The individuals listed below were issued PNG orders this academic year. They aren’t necessarily dangerous, but they are unwelcome anywhere on campus.
If you see any of these people on campus, please call UNC Police at 351-2245. Although someone subject to a PNG order is not necessarily dangerous, we ask you to let our professional law enforcement officials handle any apparent violation of a PNG order. They will confirm the person’s identity and take appropriate action.
We leave to your imagination the possible applications for "PNG Orders." That annoying fellow down the hall who walks by your office engaging in questionable scratching? Issue him a PNG Order. Telemarketers pretending to be taking a survey? PNG. The guy on the corner who keeps handing you the Scientology pamphlet? PNG the bastard.
Of course, not all of the mug shots maintained by the Campi Patrol (they must have more than one campus, no?) present the same wholly non-threatening visage as Michelle. But we're at a loss to understand the legal basis for a public institution, without resort to the courts, not only classifying an individual in this way, but at the same time holding them up to public ridicule, without even explaining whether the alleged offense was cocaine distribution, or being impolite to a rent-a-cop.

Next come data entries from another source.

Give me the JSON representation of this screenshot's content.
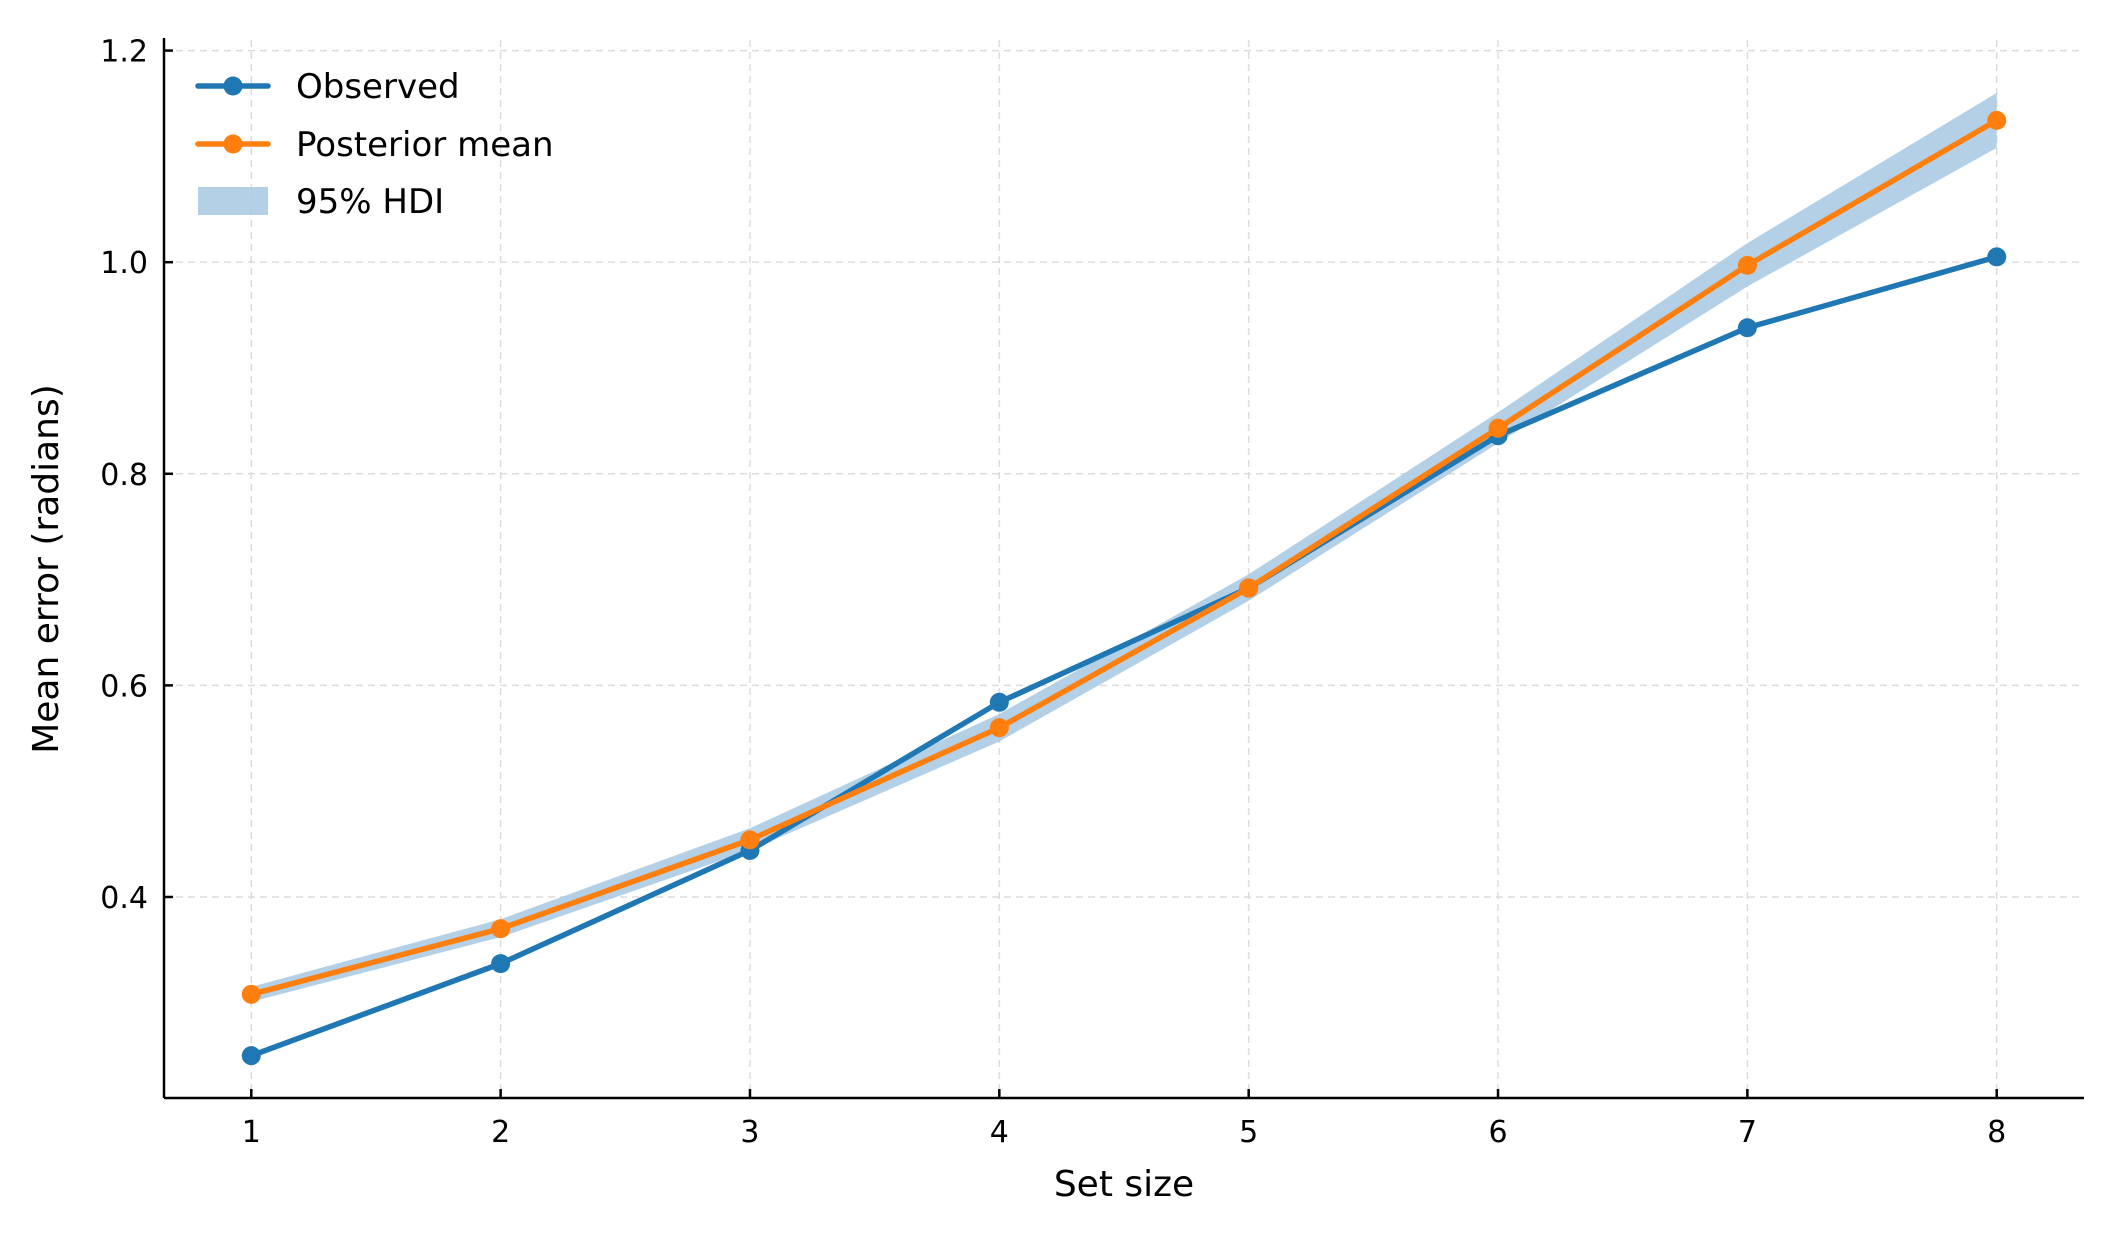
{
  "chart_data": {
    "type": "line",
    "xlabel": "Set size",
    "ylabel": "Mean error (radians)",
    "x": [
      1,
      2,
      3,
      4,
      5,
      6,
      7,
      8
    ],
    "xlim": [
      0.65,
      8.35
    ],
    "ylim": [
      0.21,
      1.21
    ],
    "xticks": [
      1,
      2,
      3,
      4,
      5,
      6,
      7,
      8
    ],
    "yticks": [
      0.4,
      0.6,
      0.8,
      1.0,
      1.2
    ],
    "ytick_labels": [
      "0.4",
      "0.6",
      "0.8",
      "1.0",
      "1.2"
    ],
    "grid": true,
    "legend_position": "top-left",
    "series": [
      {
        "name": "Observed",
        "color": "#1f77b4",
        "values": [
          0.25,
          0.337,
          0.444,
          0.584,
          0.692,
          0.836,
          0.938,
          1.005
        ]
      },
      {
        "name": "Posterior mean",
        "color": "#ff7f0e",
        "values": [
          0.308,
          0.37,
          0.454,
          0.56,
          0.692,
          0.843,
          0.997,
          1.134
        ]
      }
    ],
    "band": {
      "name": "95% HDI",
      "color": "#a6c8e3",
      "lower": [
        0.301,
        0.362,
        0.444,
        0.547,
        0.68,
        0.829,
        0.977,
        1.108
      ],
      "upper": [
        0.315,
        0.379,
        0.465,
        0.573,
        0.705,
        0.858,
        1.018,
        1.16
      ]
    }
  }
}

Imagine the uproar if students at the University of Northern Colorado decided to maintain a web site on which they posted the pictures of patrolmen and college administrators and faculty who they'd decided to declare "Odious and Obnoxious."
Just so you know I'm not making this up, the website is HERE.

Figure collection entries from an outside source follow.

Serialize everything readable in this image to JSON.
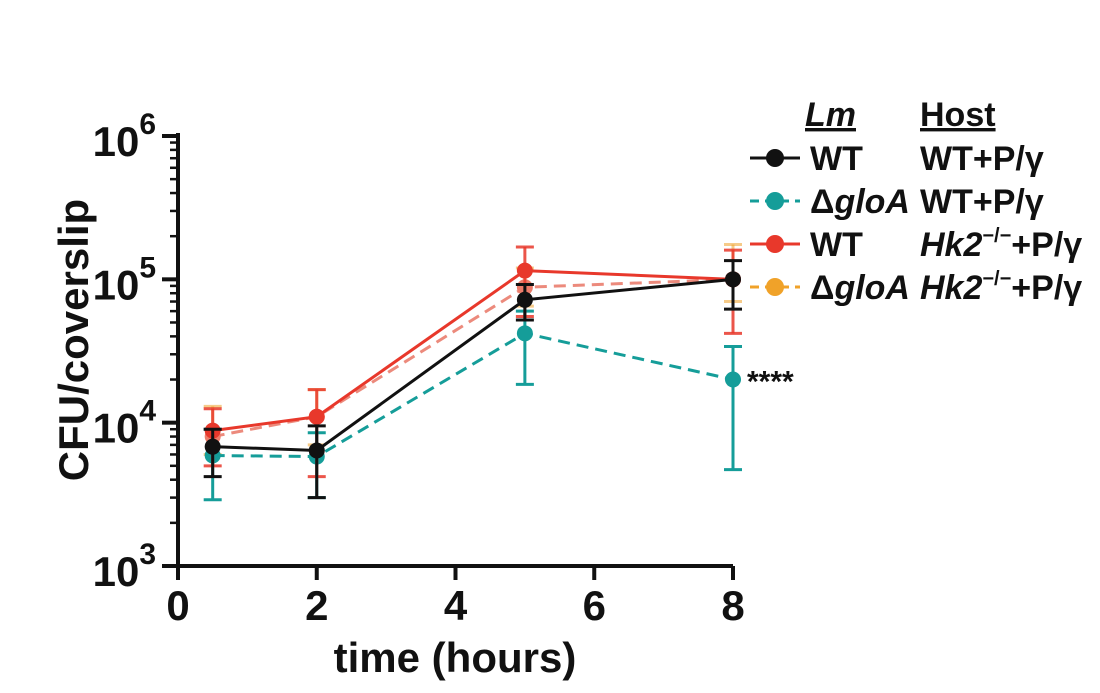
{
  "chart_data": {
    "type": "line",
    "title": "",
    "xlabel": "time (hours)",
    "ylabel": "CFU/coverslip",
    "xlim": [
      0,
      8
    ],
    "ylim": [
      1000,
      1000000
    ],
    "yscale": "log",
    "xticks": [
      "0",
      "2",
      "4",
      "6",
      "8"
    ],
    "yticks": [
      {
        "base": "10",
        "exp": "3"
      },
      {
        "base": "10",
        "exp": "4"
      },
      {
        "base": "10",
        "exp": "5"
      },
      {
        "base": "10",
        "exp": "6"
      }
    ],
    "grid": false,
    "legend_position": "top-right",
    "legend_headers": {
      "lm": "Lm",
      "host": "Host"
    },
    "x": [
      0.5,
      2,
      5,
      8
    ],
    "series": [
      {
        "lm_prefix": "",
        "lm_italic": "",
        "lm_plain": "WT",
        "host_italic": "",
        "host_sup": "",
        "host_plain": "WT+P/γ",
        "color": "#111111",
        "dash": false,
        "opacity": 1,
        "values": [
          6800,
          6400,
          72000,
          100000
        ],
        "err_low": [
          4200,
          3000,
          52000,
          62000
        ],
        "err_high": [
          9000,
          9500,
          92000,
          135000
        ]
      },
      {
        "lm_prefix": "Δ",
        "lm_italic": "gloA",
        "lm_plain": "",
        "host_italic": "",
        "host_sup": "",
        "host_plain": "WT+P/γ",
        "color": "#159d99",
        "dash": true,
        "opacity": 1,
        "values": [
          5900,
          5800,
          42000,
          20000
        ],
        "err_low": [
          2900,
          3000,
          18500,
          4700
        ],
        "err_high": [
          9000,
          8500,
          60000,
          34000
        ]
      },
      {
        "lm_prefix": "",
        "lm_italic": "",
        "lm_plain": "WT",
        "host_italic": "Hk2",
        "host_sup": "−/−",
        "host_plain": "+P/γ",
        "color": "#e8382b",
        "dash": false,
        "opacity": 1,
        "values": [
          8800,
          11000,
          115000,
          100000
        ],
        "err_low": [
          5000,
          4200,
          55000,
          42000
        ],
        "err_high": [
          12500,
          17000,
          168000,
          160000
        ]
      },
      {
        "lm_prefix": "Δ",
        "lm_italic": "gloA",
        "lm_plain": "",
        "host_italic": "Hk2",
        "host_sup": "−/−",
        "host_plain": "+P/γ",
        "color": "#f0a229",
        "dash": true,
        "opacity": 1,
        "values": [
          8000,
          11000,
          88000,
          100000
        ],
        "err_low": [
          6000,
          7000,
          65000,
          70000
        ],
        "err_high": [
          13000,
          17000,
          120000,
          175000
        ]
      }
    ],
    "annotations": [
      {
        "text": "****",
        "x": 8,
        "series": 1
      }
    ]
  }
}
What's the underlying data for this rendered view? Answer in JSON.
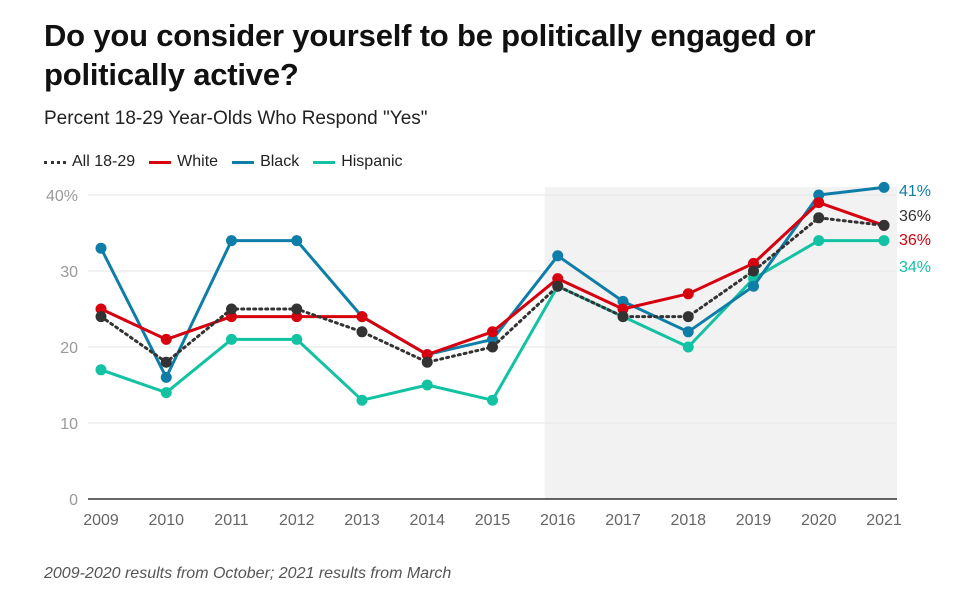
{
  "chart_data": {
    "type": "line",
    "title": "Do you consider yourself to be politically engaged or politically active?",
    "subtitle": "Percent 18-29 Year-Olds Who Respond \"Yes\"",
    "xlabel": "",
    "ylabel": "",
    "x": [
      "2009",
      "2010",
      "2011",
      "2012",
      "2013",
      "2014",
      "2015",
      "2016",
      "2017",
      "2018",
      "2019",
      "2020",
      "2021"
    ],
    "ylim": [
      0,
      40
    ],
    "yticks": [
      0,
      10,
      20,
      30,
      40
    ],
    "ytick_labels": [
      "0",
      "10",
      "20",
      "30",
      "40%"
    ],
    "grid": true,
    "legend_position": "top-left",
    "shaded_range": [
      "2016",
      "2021"
    ],
    "series": [
      {
        "name": "All 18-29",
        "style": "dotted",
        "color": "#333333",
        "values": [
          24,
          18,
          25,
          25,
          22,
          18,
          20,
          28,
          24,
          24,
          30,
          37,
          36
        ],
        "end_label": "36%"
      },
      {
        "name": "White",
        "style": "solid",
        "color": "#d7000f",
        "values": [
          25,
          21,
          24,
          24,
          24,
          19,
          22,
          29,
          25,
          27,
          31,
          39,
          36
        ],
        "end_label": "36%"
      },
      {
        "name": "Black",
        "style": "solid",
        "color": "#0e7ea8",
        "values": [
          33,
          16,
          34,
          34,
          24,
          19,
          21,
          32,
          26,
          22,
          28,
          40,
          41
        ],
        "end_label": "41%"
      },
      {
        "name": "Hispanic",
        "style": "solid",
        "color": "#13c2a3",
        "values": [
          17,
          14,
          21,
          21,
          13,
          15,
          13,
          28,
          24,
          20,
          29,
          34,
          34
        ],
        "end_label": "34%"
      }
    ],
    "end_label_order": [
      "Black",
      "All 18-29",
      "White",
      "Hispanic"
    ]
  },
  "footnote": "2009-2020 results from October; 2021 results from March",
  "colors": {
    "grid": "#e6e6e6",
    "axis": "#333333",
    "shade": "#f2f2f2"
  }
}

[UPDATE] An anonymous commenter has provided us with a link to this story, in which Brittany Bethel (that's her on the left) alleges that her name made the list of shame because she collapsed as a consequence of an eating disorder. As being a danger to oneself is a violation of the University's "Honor Code of Conduct," and since being afflicted with an eating disorder is dangerous, having such a condition violates the Code. Recall that mere violation of that Code can earn you a spot on the list.
While we're not sure we take Ms. Bethel's explanation at face value (but, then again, see this story, from February), what's more alarming is the explanation by the University that the web site is "a response to the shootings at Virginia Tech." How exactly does that fit with the University's statement that those on the list are "not necessarily dangerous."